Group travel is expected to take a different shape in 2026 — not necessarily a decline in demand, but a different look compared to previous years. The expectation is a rise in smaller, more intentional gatherings and a growing desire for exclusivity in events, Fenerty said.
Event planners have taken notice: The trend over the past year has been event planners focusing more on rescheduling or rebooking groups from past years instead of trying to book new events.
Leisure travel trends are having more of an impact on demand due to business travel never fully recovering to pre-pandemic levels, she said. Holidays that relate to school calendars are having an outsize impact on hotel performance, and it is making bigger ripples without the buffer of a business base.

Return to office has flattened so far in 2025, but it's again dependent on market. As sublet availability in a market goes down, there is a correlation with Wednesday hotel occupancy — a prime business travel day — going up.
What's on the horizon
One tailwind for the hotel industry moving forward is the lack of incoming supply in both the near and medium term, Fenerty said.

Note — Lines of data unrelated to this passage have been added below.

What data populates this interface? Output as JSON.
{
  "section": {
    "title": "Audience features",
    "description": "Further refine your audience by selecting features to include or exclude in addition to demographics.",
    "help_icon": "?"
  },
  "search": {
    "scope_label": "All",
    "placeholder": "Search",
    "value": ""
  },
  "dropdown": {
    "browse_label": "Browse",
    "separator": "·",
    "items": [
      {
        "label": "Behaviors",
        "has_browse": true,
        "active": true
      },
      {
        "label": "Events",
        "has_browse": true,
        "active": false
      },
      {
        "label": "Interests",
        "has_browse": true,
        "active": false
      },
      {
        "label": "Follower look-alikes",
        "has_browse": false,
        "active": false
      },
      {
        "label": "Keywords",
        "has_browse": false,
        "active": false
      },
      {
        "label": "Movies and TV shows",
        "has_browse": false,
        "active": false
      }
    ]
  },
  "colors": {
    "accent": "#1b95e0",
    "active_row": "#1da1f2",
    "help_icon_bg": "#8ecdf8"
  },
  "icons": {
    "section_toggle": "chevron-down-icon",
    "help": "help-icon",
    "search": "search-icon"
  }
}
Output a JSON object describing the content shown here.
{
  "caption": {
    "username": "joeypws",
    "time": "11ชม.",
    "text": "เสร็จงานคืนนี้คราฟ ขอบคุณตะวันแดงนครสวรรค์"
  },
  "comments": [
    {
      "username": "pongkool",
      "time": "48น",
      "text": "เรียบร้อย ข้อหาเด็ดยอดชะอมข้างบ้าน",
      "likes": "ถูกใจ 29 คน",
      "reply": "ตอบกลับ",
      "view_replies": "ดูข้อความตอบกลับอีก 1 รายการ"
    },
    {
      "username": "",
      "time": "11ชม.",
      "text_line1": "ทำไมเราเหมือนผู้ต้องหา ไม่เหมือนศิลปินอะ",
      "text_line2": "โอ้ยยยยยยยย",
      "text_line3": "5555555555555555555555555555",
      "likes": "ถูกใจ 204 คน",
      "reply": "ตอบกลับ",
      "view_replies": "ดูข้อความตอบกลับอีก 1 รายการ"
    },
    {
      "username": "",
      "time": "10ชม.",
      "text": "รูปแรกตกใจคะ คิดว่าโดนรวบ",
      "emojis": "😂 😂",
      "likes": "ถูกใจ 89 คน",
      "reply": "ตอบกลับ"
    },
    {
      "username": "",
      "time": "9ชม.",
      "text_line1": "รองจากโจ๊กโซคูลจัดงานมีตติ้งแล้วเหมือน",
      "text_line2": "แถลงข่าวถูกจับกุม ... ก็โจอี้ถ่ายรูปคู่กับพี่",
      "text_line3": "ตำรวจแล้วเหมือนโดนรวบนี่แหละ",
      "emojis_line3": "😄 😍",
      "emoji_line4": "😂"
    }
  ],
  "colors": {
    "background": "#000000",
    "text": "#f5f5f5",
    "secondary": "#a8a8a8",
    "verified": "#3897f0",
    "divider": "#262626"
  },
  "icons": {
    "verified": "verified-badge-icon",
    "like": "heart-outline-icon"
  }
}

Over the past three years, significantly more rooms in the planning and final planning stages have been moved to deferred or abandoned compared to 2019 levels.
There's also been more room closures than in the past, further reducing the overall number of supply. Closures are starting to trend down, though, getting closer to long-term averages.

Another hopeful trend is hotel conversion activity, she said. While the number of hotel conversions is down, there are more conversions up the chain scale rather than down, a big change from the past.
"This change is a really hopeful signifier of investment and interest in our industry, despite a slow year," Fenerty said.